Afterwards, just import it into your main program and they will be ready for use.
However, it is a good practice, to add the following if
statement to your code:
if __name__ == "__main__":
«Program»
This will ensure that any code inside the conditional will only be run if the script is being run as a standalone program.
Regular expressions (RE) are a very large topic. A whole course could be had on them.
They are very useful when our code starts getting full of endswith() and startswith() and lot's of conditionals all over.
RE can make our lives a lot easier, but they take a lot of getting used to and even then, they produce hard to read code. But even despite these shortcomings, they are awesome!
If you look here you can see that this section of python's documentation is as large as say - the whole control flow section.
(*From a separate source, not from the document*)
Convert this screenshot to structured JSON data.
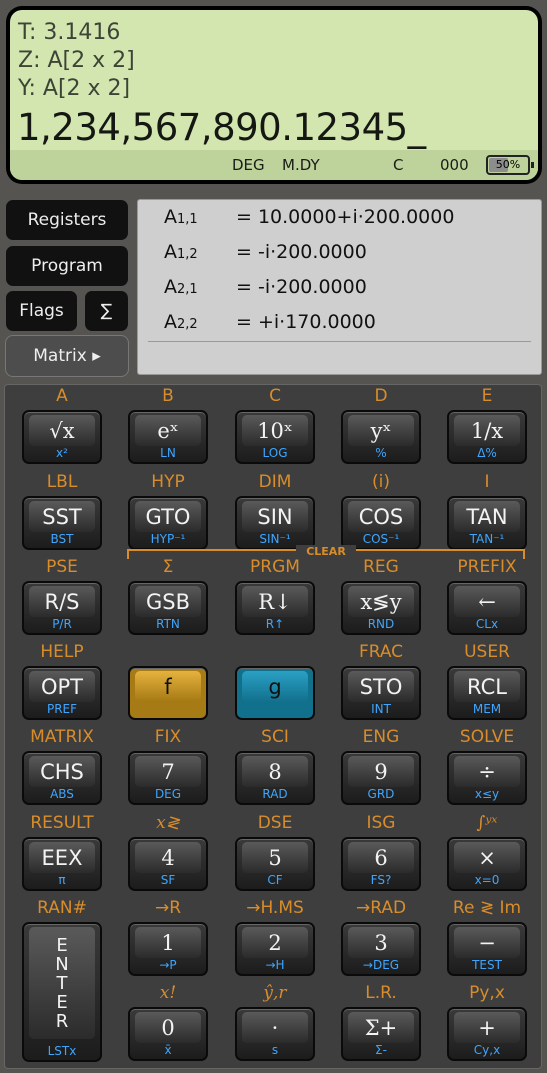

But fear not, the docs are there to help you and you don't have to learn everything about RE today. The goal here is to let you know what can be done.
Later you may want to go here to learn more. It is an introductory tutorial to RE.
A RE specifies a set of strings that match it; the functions in the re module let you check if a particular string matches a given regular expression.
This often requires the use of special characters - AKA metacharacters.
. -> Matches any character
^ -> Matches the beginning of a string (not a character)
$ -> Matches the end of a string (also, not a character)
* -> Matches the preceeding character 0 or more times
+ -> Matches the preceeding character 1 or more times
? -> Matches the preceeding character 0 or 1 times
{x} -> Matches exactly _x_ copies of the preceeding character
{x,y} -> Matches _x_ to _y_ copies of the preceeding character
\ -> Escapes the following character (for matching things like *)
[XYZ] -> Indicates a set of characters - in this case X, Y or Z
| -> Separates 2 or more REs, and matches either of them
There are, however, many more here
Using these metacharacters we can use the re module to perform useful operations, using re.search, re.sub and re.compile to name a few.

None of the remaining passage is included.